2) Balance-sheet test
Under the balance-sheet test, a corporation’s total assets must exceed its total liabilities plus liquidation preferences of senior securities.
In the case of a dividend, a corporation’s solvency is measured on the date the dividend is declared; in the case of a stock purchase, it is measured on the date the purchase price is paid.
Liability for unlawful distributions
A director who votes for or assents to an unlawful distribution, in violation of the director’s duties of care and loyalty, is personally liable to the corporation for the amount of the distribution in excess of the lawful amount.
a. Contribution from directors
A director is entitled to contribution from any other director who also is liable for the unlawful distribution. RMBCA §8.33(b)(1).
b. Recoupment from shareholders
If a shareholder knowingly accepts an unlawful distribution, then a director is entitled to recoupment from that shareholder’s pro rata portion of the unlawful distribution.
Dividend Distributions
Dividends are distributed to persons who are shareholders on the record date set by the board of directors. If the board does not set a date, then the dividend is payable to persons who are shareholders on the date that the board authorized the dividend.
ENFORCEMENT: A shareholder can sue to enforce her individual right; this is not the same as a derivative lawsuit that the shareholders bring on behalf of the corporation.
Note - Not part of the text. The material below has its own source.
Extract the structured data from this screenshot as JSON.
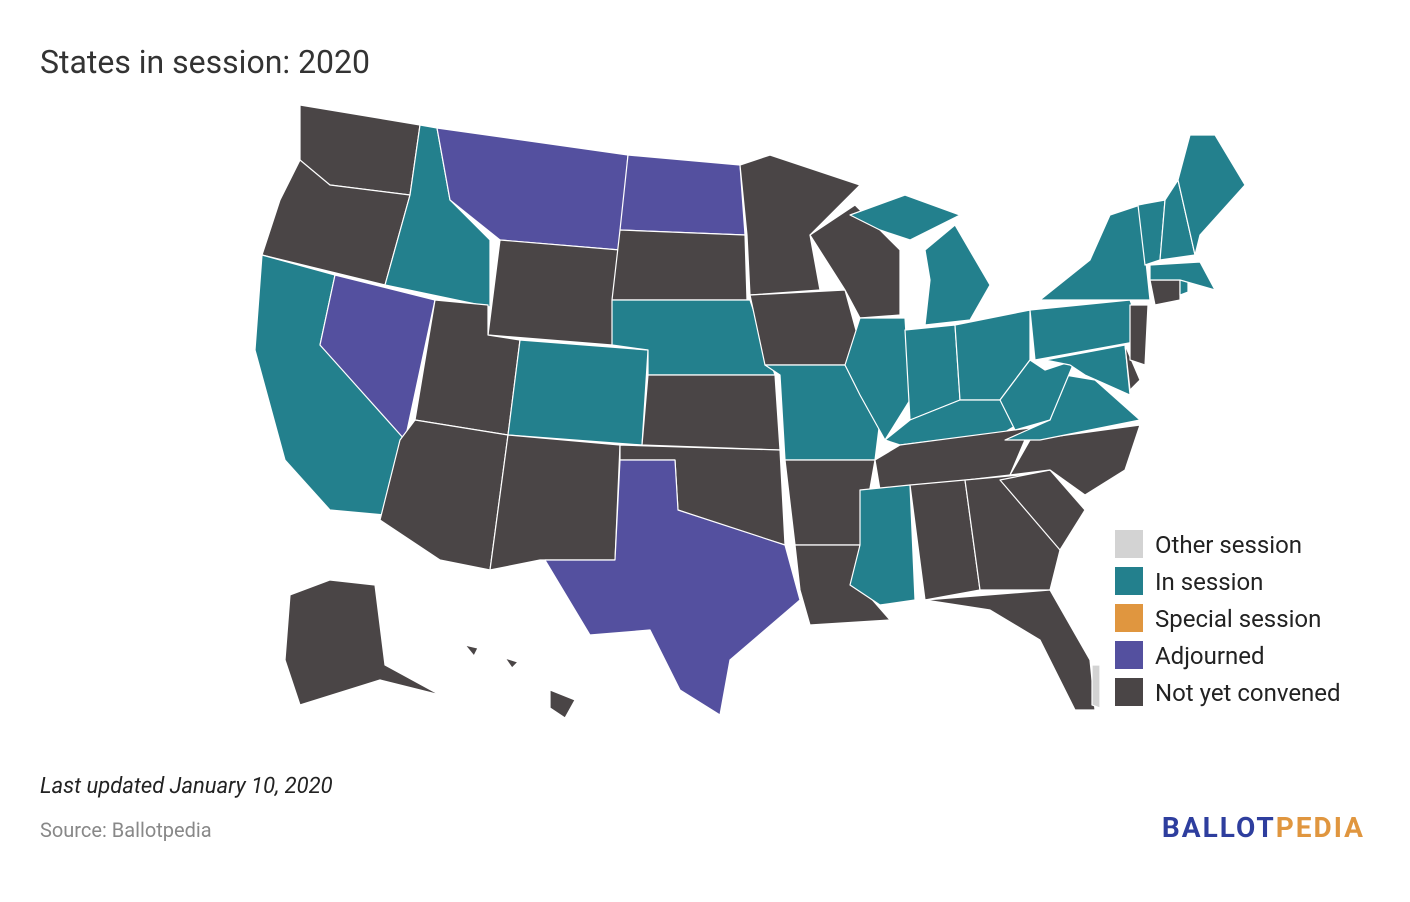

To prevail in a suit to compel a dividend distribution, a shareholder must prove the existence of (i) funds legally available for the payment of a dividend and (ii) bad faith on the part of the directors in their refusal to pay.
Reacquisition of Stocks
Stock authorized and issued by the corporation is known as “outstanding stock.” Such stock may be reacquired by the corporation through purchase or redemption (i.e., stock acquired by a forced sale). Upon repurchase or redemption, that stock constitutes authorized but unissued shares. If the articles of incorporation prohibit the reissuance of stock, then the number of authorized shares is automatically reduced by the number of shares purchased.
Debt Distribution
Distribution of a corporation’s indebtedness, such as bonds or promissory notes, is subject to the same requirements as other distributions. When indebtedness is to be repaid over time (i.e., on an installment basis), the lawfulness of the distribution is tested as of the date of distribution.
General rule for the sale of securities
Generally, a shareholder is free to sell his stock to anyone at any time or price. Such freedom is subject to two significant restrictions: limitations imposed on shareholders of closely held corporations and penalties imposed on transactions that violate federal securities law.
Restrictions on sale of stocks by close corporations
CONSPICUOUSLY NOTED: If the corporation issuing the shares imposes a restriction on transferability, the stock certificate must contain either a full and conspicuous statement of the restriction or a statement that the corporation will provide a shareholder with information about the restriction upon request and without charge.
LIMITS ON RESTRICTION: A restriction on the transfer of a security, even if otherwise lawful, may be ineffective against a person who has no knowledge of the restriction. Unless the security is certified and the restriction is conspicuously noted on the security certificate, that restriction is not enforceable against a person who has no knowledge of it.
Forms of restrictions on sale of stocks
i) An outright prohibition on transfers;
ii) Transfers requiring consent from the corporation or its shareholders;
iii) Options to buy the stock held by the corporation or its shareholders;
iv) A right of first refusal (i.e., stock must be offered to the corporation or its shareholders before selling it to another person);
v) The corporation requires or has the right to buy back the stock; or
vi) A buy-sell agreement with either the corporation or its shareholders being obligated to buy the stock.